German nuclear weapons expert Hans Rühle warned in the daily Die Welt May 21 that Iran can enrich uranium using laser technology that is much harder to detect than centrifuges. Rühle headed the German Defense Ministry's policy planning staff during the 1980s. In a widely-discussed commentary last February 17, he argued that Israel has the capacity to cripple Iran's nuclear weapons program. He also presented evidence in Die Welt that Iran may have tested a nuclear weapon in North Korea.
"Iranian President Mahmoud Ahmadihejad announced in 2010 the 'good nuclear news' that Iran then possessed laser technology for uranium enrichment. Iran would not use this technology immediately, Ahmadinejad insisted, but his extremely positive characterization of the new technological option casts strong doubt on Iran's intentions and suggests that Iran's voluntary restraint on enrichment is an attempt at diversion," Rühle wrote in his May 21 analysis.
"Laser enrichment is the silver bullet in this field," Rühle continues. "By the estimate of Australia's leading expert, laser enrichment is sixteen times more efficient than earlier enrichment technologies. This begs the question of why this sensational enrichment procedure was not put into effect earlier. The answer is that laser enrichment was long considered to be the technology of the future, too expensive and complicated for practical application."
As an alternative to mechanical separation of fissile uranium-235 through centrifuges, laser separation has been used experimentally since the 1960s, without bringing the new technique into industrial application. But the major nuclear powers had little incentive to invest in a new technology, Rühle argues, because their centrifuge installations could enrich uranium at comparatively low cost.
All that changed in 2006, Rühle adds, when an Australian laser enrichment technology, the "SILEX" method, began official tests. A billion-dollar laser enrichment facility is planned in the United States, large enough to provide enough fuel for 60 large reactors filling the energy needs of 60 million households. The facility could also produce enough highly-enriched uranium for 1,000 warheads per year.

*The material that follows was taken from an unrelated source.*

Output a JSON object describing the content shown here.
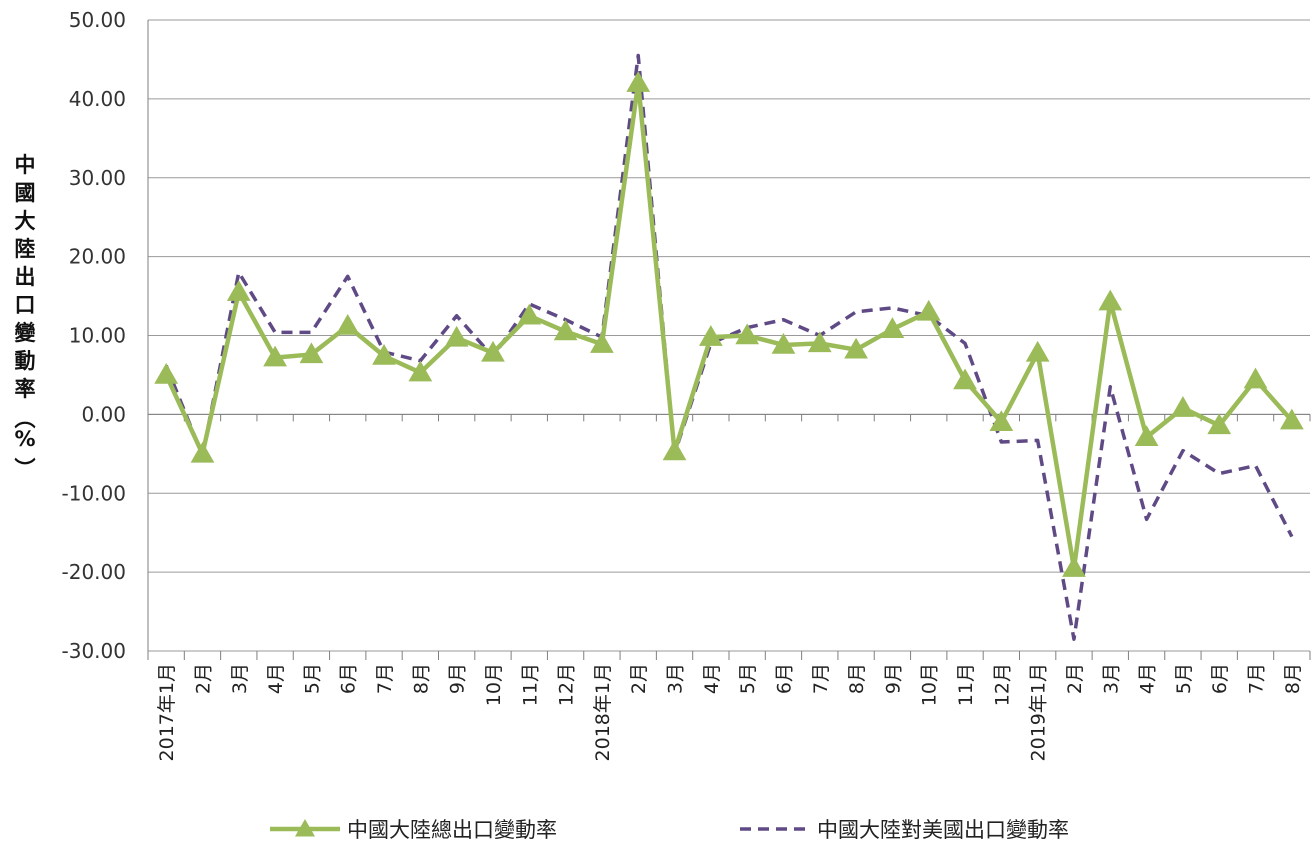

Iran may have acquired laser enrichment technology from Russia, Rühle argues, starting with support for Iran's nuclear weapons program under agreements dating back to the Yeltsin administration. "It was no great surprise," Rühle argues, "that in the spring of 2000, America's spy services discovered a pilot program for laser enrichment between Iran and the D.V.-Efremov Institute in St. Petersburg. American diplomats at the time demanded that Russia cease this activity, on the stated grounds that "there can be no doubt that this installation can and will be turned to military nuclear applications in no time at all."
The project came up in talks between Presidents Clinton and Putin in September 2000, Rühle reports, and the Russians assured the American side that the project would be suspended pending an investigation: "That was a favorite Russian formula to remove controversial issues from current discussions and avoid potentially disadvantageous decisions, while shifting the project quietly to industrial and scientific institutes."

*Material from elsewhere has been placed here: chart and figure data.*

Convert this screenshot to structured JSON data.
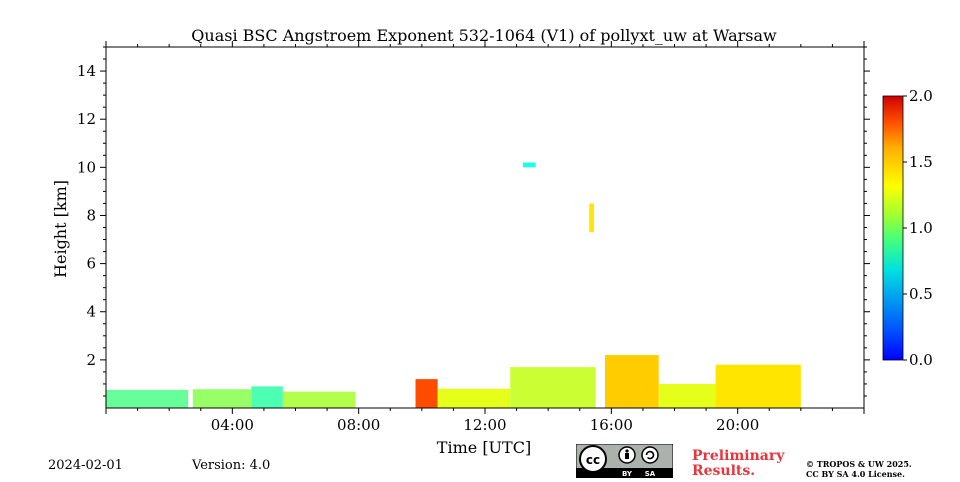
{
  "chart_data": {
    "type": "heatmap",
    "title": "Quasi BSC Angstroem Exponent 532-1064 (V1) of pollyxt_uw at Warsaw",
    "xlabel": "Time [UTC]",
    "ylabel": "Height [km]",
    "x_unit": "hours UTC",
    "xlim": [
      0,
      24
    ],
    "ylim": [
      0,
      15
    ],
    "x_ticks": [
      {
        "value": 4,
        "label": "04:00"
      },
      {
        "value": 8,
        "label": "08:00"
      },
      {
        "value": 12,
        "label": "12:00"
      },
      {
        "value": 16,
        "label": "16:00"
      },
      {
        "value": 20,
        "label": "20:00"
      }
    ],
    "y_ticks": [
      {
        "value": 2,
        "label": "2"
      },
      {
        "value": 4,
        "label": "4"
      },
      {
        "value": 6,
        "label": "6"
      },
      {
        "value": 8,
        "label": "8"
      },
      {
        "value": 10,
        "label": "10"
      },
      {
        "value": 12,
        "label": "12"
      },
      {
        "value": 14,
        "label": "14"
      }
    ],
    "colorbar": {
      "range": [
        0.0,
        2.0
      ],
      "ticks": [
        "0.0",
        "0.5",
        "1.0",
        "1.5",
        "2.0"
      ],
      "colormap": "jet"
    },
    "series": [
      {
        "x_start": 0.0,
        "x_end": 2.6,
        "top_km": 0.75,
        "value": 0.95
      },
      {
        "x_start": 2.6,
        "x_end": 2.75,
        "top_km": 0.0,
        "value": null
      },
      {
        "x_start": 2.75,
        "x_end": 4.6,
        "top_km": 0.78,
        "value": 1.05
      },
      {
        "x_start": 4.6,
        "x_end": 5.6,
        "top_km": 0.9,
        "value": 0.9
      },
      {
        "x_start": 5.6,
        "x_end": 7.9,
        "top_km": 0.68,
        "value": 1.1
      },
      {
        "x_start": 9.8,
        "x_end": 10.5,
        "top_km": 1.2,
        "value": 1.6
      },
      {
        "x_start": 10.5,
        "x_end": 12.8,
        "top_km": 0.8,
        "value": 1.2
      },
      {
        "x_start": 12.8,
        "x_end": 15.5,
        "top_km": 1.7,
        "value": 1.15
      },
      {
        "x_start": 15.8,
        "x_end": 17.5,
        "top_km": 2.2,
        "value": 1.35
      },
      {
        "x_start": 17.5,
        "x_end": 19.3,
        "top_km": 1.0,
        "value": 1.2
      },
      {
        "x_start": 19.3,
        "x_end": 22.0,
        "top_km": 1.8,
        "value": 1.3
      }
    ],
    "features": [
      {
        "x_start": 15.3,
        "x_end": 15.45,
        "bottom_km": 7.3,
        "top_km": 8.5,
        "value": 1.3
      },
      {
        "x_start": 13.2,
        "x_end": 13.6,
        "bottom_km": 10.0,
        "top_km": 10.2,
        "value": 0.8
      }
    ]
  },
  "footer": {
    "date": "2024-02-01",
    "version": "Version: 4.0",
    "preliminary_line1": "Preliminary",
    "preliminary_line2": "Results.",
    "copyright_line1": "© TROPOS & UW 2025.",
    "copyright_line2": "CC BY SA 4.0 License."
  }
}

Ahmadinejad's boast that Iran possesses laser enrichment technology has a factual background, Rühle concludes. During the past year, the Vienna-based International Atomic Energy Agency has demanded on several occasions that Iran explain its laser enrichment program, with no response from the Iranian side.

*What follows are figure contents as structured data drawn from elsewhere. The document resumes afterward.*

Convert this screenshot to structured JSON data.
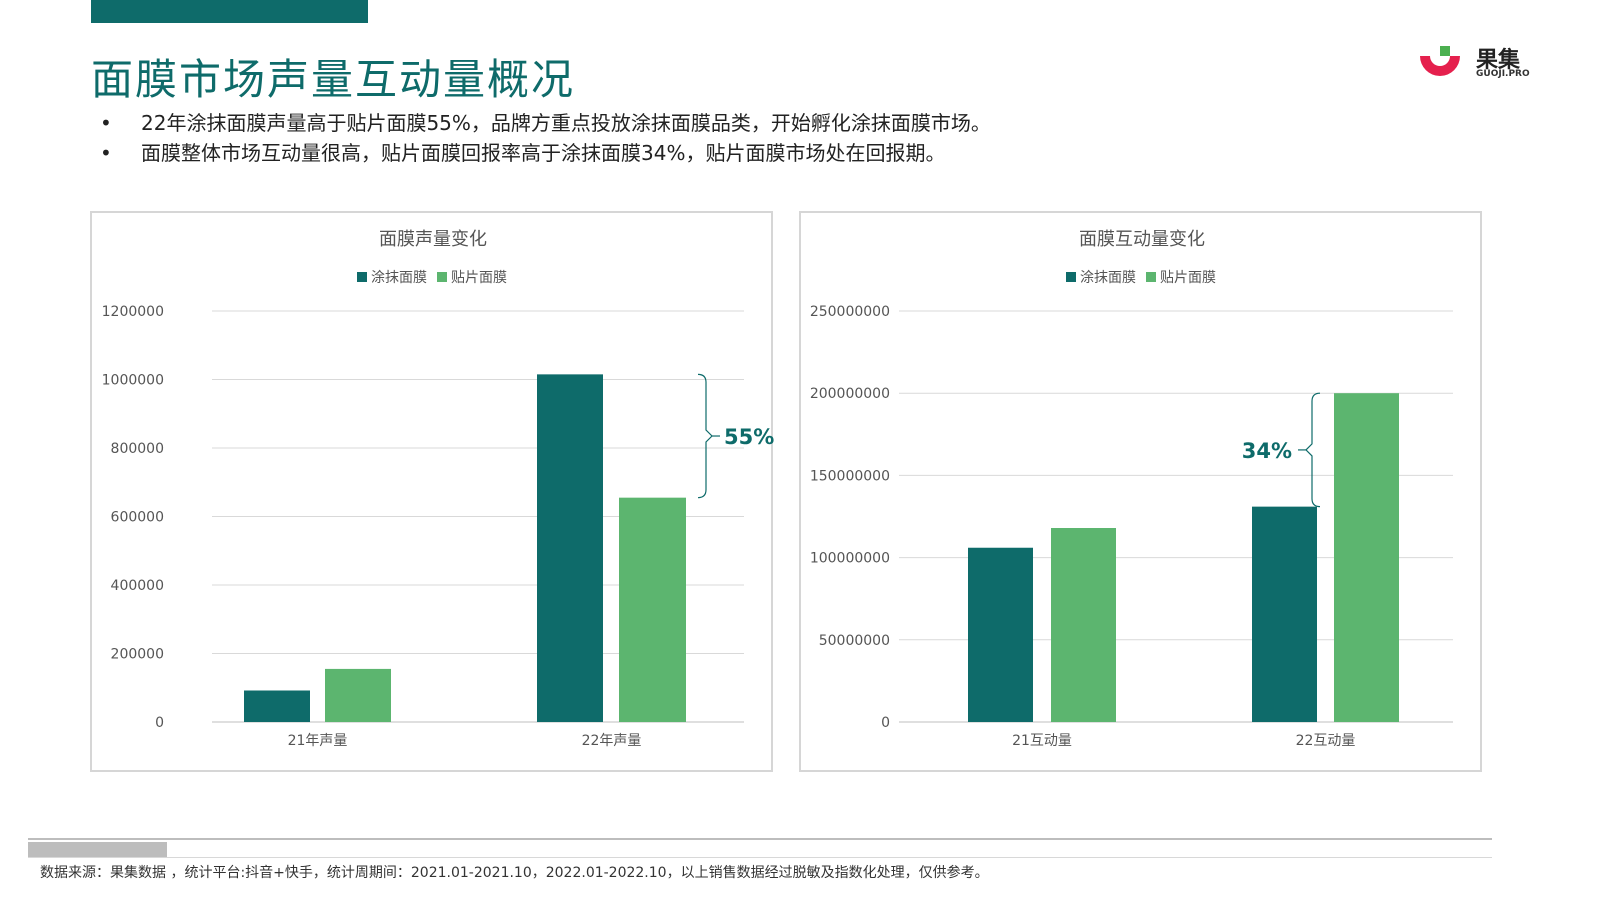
{
  "page": {
    "title": "面膜市场声量互动量概况",
    "bullets": [
      "22年涂抹面膜声量高于贴片面膜55%，品牌方重点投放涂抹面膜品类，开始孵化涂抹面膜市场。",
      "面膜整体市场互动量很高，贴片面膜回报率高于涂抹面膜34%，贴片面膜市场处在回报期。"
    ],
    "bullet_symbol": "•",
    "source_note": "数据来源：果集数据 ，统计平台:抖音+快手，统计周期间：2021.01-2021.10，2022.01-2022.10，以上销售数据经过脱敏及指数化处理，仅供参考。"
  },
  "logo": {
    "text": "果集",
    "subtext": "GUOJI.PRO",
    "colors": [
      "#e5204d",
      "#4caf50"
    ]
  },
  "colors": {
    "teal": "#0e6b6a",
    "green": "#5cb56f",
    "grid": "#d9d9d9",
    "text": "#555555"
  },
  "chart_data": [
    {
      "type": "bar",
      "title": "面膜声量变化",
      "categories": [
        "21年声量",
        "22年声量"
      ],
      "series": [
        {
          "name": "涂抹面膜",
          "color": "#0e6b6a",
          "values": [
            92000,
            1015000
          ]
        },
        {
          "name": "贴片面膜",
          "color": "#5cb56f",
          "values": [
            155000,
            655000
          ]
        }
      ],
      "ylim": [
        0,
        1200000
      ],
      "yticks": [
        0,
        200000,
        400000,
        600000,
        800000,
        1000000,
        1200000
      ],
      "ytick_labels": [
        "0",
        "200000",
        "400000",
        "600000",
        "800000",
        "1000000",
        "1200000"
      ],
      "legend": "top-center",
      "grid": true,
      "annotation": {
        "text": "55%",
        "category_index": 1,
        "from": 1015000,
        "to": 655000,
        "side": "right"
      }
    },
    {
      "type": "bar",
      "title": "面膜互动量变化",
      "categories": [
        "21互动量",
        "22互动量"
      ],
      "series": [
        {
          "name": "涂抹面膜",
          "color": "#0e6b6a",
          "values": [
            106000000,
            131000000
          ]
        },
        {
          "name": "贴片面膜",
          "color": "#5cb56f",
          "values": [
            118000000,
            200000000
          ]
        }
      ],
      "ylim": [
        0,
        250000000
      ],
      "yticks": [
        0,
        50000000,
        100000000,
        150000000,
        200000000,
        250000000
      ],
      "ytick_labels": [
        "0",
        "50000000",
        "100000000",
        "150000000",
        "200000000",
        "250000000"
      ],
      "legend": "top-center",
      "grid": true,
      "annotation": {
        "text": "34%",
        "category_index": 1,
        "from": 200000000,
        "to": 131000000,
        "side": "left"
      }
    }
  ]
}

If Iran has acquired this technology, it can enrich uranium far more cheaply and quickly, in inconspicuous facilities that are far harder to detect than centrifuge installations, Rühle warns. Laser enrichment requires a quarter of the physical space and much less energy than centrifuges. "For the international community's negotiations with Iran, this implies that what must be demanded is the complete opening of the country to appropriate inspection. Anything else would be too little—much too little."
Both in Germany and the United States, Rühle adds, the professional associations of nuclear physicists have warned about the consequences of uncontrolled dissemination of "SILEX" laser enrichment technology. "Despite all the experience of the preceding decades, this warning went heard," Rühle concludes. "Laser uranium enrichment is so attractive that it will be implemented—and Iran could become the test case."